Its firm texture and mild flavor make it popular grilled, broiled, or pan-seared, typically cut into thick steaks rather than thin fillets given its dense structure.
Swordfish gets its name from its long, flat, sword-like bill, used both for slashing at prey and, according to some marine biologists, occasionally for defense against predators like sharks, a genuinely distinctive physical feature among commonly eaten fish.
Swordfish populations in the Atlantic faced serious depletion by the 1990s, prompting the well-publicized "Give Swordfish a Break" campaign by chefs and conservation groups that led many restaurants to voluntarily stop serving it for a period, part of a broader push that contributed to meaningfully improved stock management and recovery in the years since.
Because of its dense, steak-like texture, swordfish is one of the few fish commonly served rare or medium-rare in a restaurant setting, seared hard on the outside while the center stays pink, a preparation style that would be unusual or unsafe with a flakier white fish.
Swordfish is a genuinely fast-swimming, warm-blooded (partially endothermic) fish, an unusual trait among fish generally, that lets it hunt effectively in cold, deep water where a fully cold-blooded fish would move too sluggishly to be an effective predator.
A swordfish steak's color can range from off-white to a pinkish or even orange-tinged hue depending on the individual fish's diet and age, a natural variation rather than a sign of poor quality, though a truly grayish or dull steak generally signals it's past its prime.
Because swordfish's dense flesh doesn't flake apart like a more delicate white fish, it holds up especially well to being cubed and skewered for kebabs, a preparation less practical with a softer, flakier fish that would tend to fall apart on the grill before it finished cooking through.

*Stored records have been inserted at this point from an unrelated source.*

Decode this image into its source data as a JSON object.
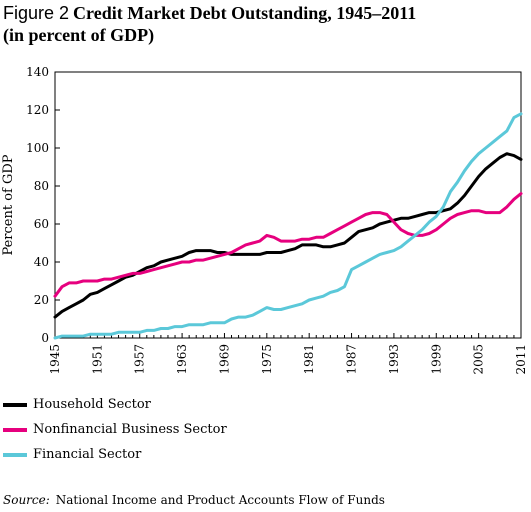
{
  "figure": {
    "label": "Figure 2",
    "title_line1": "Credit Market Debt Outstanding, 1945–2011",
    "title_line2": "(in percent of GDP)"
  },
  "source": {
    "label": "Source:",
    "text": "National Income and Product Accounts Flow of Funds"
  },
  "colors": {
    "household": "#000000",
    "business": "#e6007e",
    "financial": "#5bc8d9",
    "axis": "#000000"
  },
  "chart_data": {
    "type": "line",
    "title": "Credit Market Debt Outstanding, 1945–2011",
    "subtitle": "(in percent of GDP)",
    "xlabel": "",
    "ylabel": "Percent of GDP",
    "xlim": [
      1945,
      2011
    ],
    "ylim": [
      0,
      140
    ],
    "grid": false,
    "legend_position": "bottom-left",
    "x_ticks": [
      1945,
      1951,
      1957,
      1963,
      1969,
      1975,
      1981,
      1987,
      1993,
      1999,
      2005,
      2011
    ],
    "y_ticks": [
      0,
      20,
      40,
      60,
      80,
      100,
      120,
      140
    ],
    "series": [
      {
        "name": "Household Sector",
        "color_key": "household",
        "points": [
          [
            1945,
            11
          ],
          [
            1946,
            14
          ],
          [
            1947,
            16
          ],
          [
            1948,
            18
          ],
          [
            1949,
            20
          ],
          [
            1950,
            23
          ],
          [
            1951,
            24
          ],
          [
            1952,
            26
          ],
          [
            1953,
            28
          ],
          [
            1954,
            30
          ],
          [
            1955,
            32
          ],
          [
            1956,
            33
          ],
          [
            1957,
            35
          ],
          [
            1958,
            37
          ],
          [
            1959,
            38
          ],
          [
            1960,
            40
          ],
          [
            1961,
            41
          ],
          [
            1962,
            42
          ],
          [
            1963,
            43
          ],
          [
            1964,
            45
          ],
          [
            1965,
            46
          ],
          [
            1966,
            46
          ],
          [
            1967,
            46
          ],
          [
            1968,
            45
          ],
          [
            1969,
            45
          ],
          [
            1970,
            44
          ],
          [
            1971,
            44
          ],
          [
            1972,
            44
          ],
          [
            1973,
            44
          ],
          [
            1974,
            44
          ],
          [
            1975,
            45
          ],
          [
            1976,
            45
          ],
          [
            1977,
            45
          ],
          [
            1978,
            46
          ],
          [
            1979,
            47
          ],
          [
            1980,
            49
          ],
          [
            1981,
            49
          ],
          [
            1982,
            49
          ],
          [
            1983,
            48
          ],
          [
            1984,
            48
          ],
          [
            1985,
            49
          ],
          [
            1986,
            50
          ],
          [
            1987,
            53
          ],
          [
            1988,
            56
          ],
          [
            1989,
            57
          ],
          [
            1990,
            58
          ],
          [
            1991,
            60
          ],
          [
            1992,
            61
          ],
          [
            1993,
            62
          ],
          [
            1994,
            63
          ],
          [
            1995,
            63
          ],
          [
            1996,
            64
          ],
          [
            1997,
            65
          ],
          [
            1998,
            66
          ],
          [
            1999,
            66
          ],
          [
            2000,
            67
          ],
          [
            2001,
            68
          ],
          [
            2002,
            71
          ],
          [
            2003,
            75
          ],
          [
            2004,
            80
          ],
          [
            2005,
            85
          ],
          [
            2006,
            89
          ],
          [
            2007,
            92
          ],
          [
            2008,
            95
          ],
          [
            2009,
            97
          ],
          [
            2010,
            96
          ],
          [
            2011,
            94
          ]
        ]
      },
      {
        "name": "Nonfinancial Business Sector",
        "color_key": "business",
        "points": [
          [
            1945,
            22
          ],
          [
            1946,
            27
          ],
          [
            1947,
            29
          ],
          [
            1948,
            29
          ],
          [
            1949,
            30
          ],
          [
            1950,
            30
          ],
          [
            1951,
            30
          ],
          [
            1952,
            31
          ],
          [
            1953,
            31
          ],
          [
            1954,
            32
          ],
          [
            1955,
            33
          ],
          [
            1956,
            34
          ],
          [
            1957,
            34
          ],
          [
            1958,
            35
          ],
          [
            1959,
            36
          ],
          [
            1960,
            37
          ],
          [
            1961,
            38
          ],
          [
            1962,
            39
          ],
          [
            1963,
            40
          ],
          [
            1964,
            40
          ],
          [
            1965,
            41
          ],
          [
            1966,
            41
          ],
          [
            1967,
            42
          ],
          [
            1968,
            43
          ],
          [
            1969,
            44
          ],
          [
            1970,
            45
          ],
          [
            1971,
            47
          ],
          [
            1972,
            49
          ],
          [
            1973,
            50
          ],
          [
            1974,
            51
          ],
          [
            1975,
            54
          ],
          [
            1976,
            53
          ],
          [
            1977,
            51
          ],
          [
            1978,
            51
          ],
          [
            1979,
            51
          ],
          [
            1980,
            52
          ],
          [
            1981,
            52
          ],
          [
            1982,
            53
          ],
          [
            1983,
            53
          ],
          [
            1984,
            55
          ],
          [
            1985,
            57
          ],
          [
            1986,
            59
          ],
          [
            1987,
            61
          ],
          [
            1988,
            63
          ],
          [
            1989,
            65
          ],
          [
            1990,
            66
          ],
          [
            1991,
            66
          ],
          [
            1992,
            65
          ],
          [
            1993,
            61
          ],
          [
            1994,
            57
          ],
          [
            1995,
            55
          ],
          [
            1996,
            54
          ],
          [
            1997,
            54
          ],
          [
            1998,
            55
          ],
          [
            1999,
            57
          ],
          [
            2000,
            60
          ],
          [
            2001,
            63
          ],
          [
            2002,
            65
          ],
          [
            2003,
            66
          ],
          [
            2004,
            67
          ],
          [
            2005,
            67
          ],
          [
            2006,
            66
          ],
          [
            2007,
            66
          ],
          [
            2008,
            66
          ],
          [
            2009,
            69
          ],
          [
            2010,
            73
          ],
          [
            2011,
            76
          ]
        ]
      },
      {
        "name": "Financial Sector",
        "color_key": "financial",
        "points": [
          [
            1945,
            0
          ],
          [
            1946,
            1
          ],
          [
            1947,
            1
          ],
          [
            1948,
            1
          ],
          [
            1949,
            1
          ],
          [
            1950,
            2
          ],
          [
            1951,
            2
          ],
          [
            1952,
            2
          ],
          [
            1953,
            2
          ],
          [
            1954,
            3
          ],
          [
            1955,
            3
          ],
          [
            1956,
            3
          ],
          [
            1957,
            3
          ],
          [
            1958,
            4
          ],
          [
            1959,
            4
          ],
          [
            1960,
            5
          ],
          [
            1961,
            5
          ],
          [
            1962,
            6
          ],
          [
            1963,
            6
          ],
          [
            1964,
            7
          ],
          [
            1965,
            7
          ],
          [
            1966,
            7
          ],
          [
            1967,
            8
          ],
          [
            1968,
            8
          ],
          [
            1969,
            8
          ],
          [
            1970,
            10
          ],
          [
            1971,
            11
          ],
          [
            1972,
            11
          ],
          [
            1973,
            12
          ],
          [
            1974,
            14
          ],
          [
            1975,
            16
          ],
          [
            1976,
            15
          ],
          [
            1977,
            15
          ],
          [
            1978,
            16
          ],
          [
            1979,
            17
          ],
          [
            1980,
            18
          ],
          [
            1981,
            20
          ],
          [
            1982,
            21
          ],
          [
            1983,
            22
          ],
          [
            1984,
            24
          ],
          [
            1985,
            25
          ],
          [
            1986,
            27
          ],
          [
            1987,
            36
          ],
          [
            1988,
            38
          ],
          [
            1989,
            40
          ],
          [
            1990,
            42
          ],
          [
            1991,
            44
          ],
          [
            1992,
            45
          ],
          [
            1993,
            46
          ],
          [
            1994,
            48
          ],
          [
            1995,
            51
          ],
          [
            1996,
            54
          ],
          [
            1997,
            57
          ],
          [
            1998,
            61
          ],
          [
            1999,
            64
          ],
          [
            2000,
            69
          ],
          [
            2001,
            77
          ],
          [
            2002,
            82
          ],
          [
            2003,
            88
          ],
          [
            2004,
            93
          ],
          [
            2005,
            97
          ],
          [
            2006,
            100
          ],
          [
            2007,
            103
          ],
          [
            2008,
            106
          ],
          [
            2009,
            109
          ],
          [
            2010,
            116
          ],
          [
            2011,
            118
          ]
        ]
      }
    ]
  }
}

Overcooking is a genuinely bigger risk with swordfish than with a fattier fish like salmon, since its lean, dense flesh dries out and turns noticeably tough past medium, which is why many recipes specifically warn against cooking swordfish all the way through the way a home cook might a chicken breast.
A simple caper-and-lemon pan sauce, built in the same skillet right after searing a swordfish steak, is a classic, quick way to finish the dish, echoing the same bright, acidic pairing that works so well with other dense, meaty fish and cuts through swordfish's richness without masking its flavor.
Sicilian cooking, especially around Messina, has a particularly strong swordfish tradition, tied to the annual migration of swordfish through the nearby strait, and involving distinctive local fishing boats fitted with tall lookout towers historically used to spot the fish from a distance before a harpoon crew moved in.
Frequently asked questions
What makes swordfish suited to steak-style grilling?
Its dense, meaty texture holds up well to direct high heat, unlike a more delicate, flaky fish.
Is there a health concern with eating swordfish often?
It sits on the FDA's "choices to avoid" list specifically for pregnant women and young children, grouped with shark and king mackerel as the highest-mercury commonly available fish — a stricter classification than the more moderate limits recommended for something like canned tuna.
How is swordfish typically cut for cooking?
Into thick steaks rather than thin fillets, given its dense structure.
Is swordfish a fatty or lean fish?
Moderately fatty, closer to tuna than to a lean white fish like cod.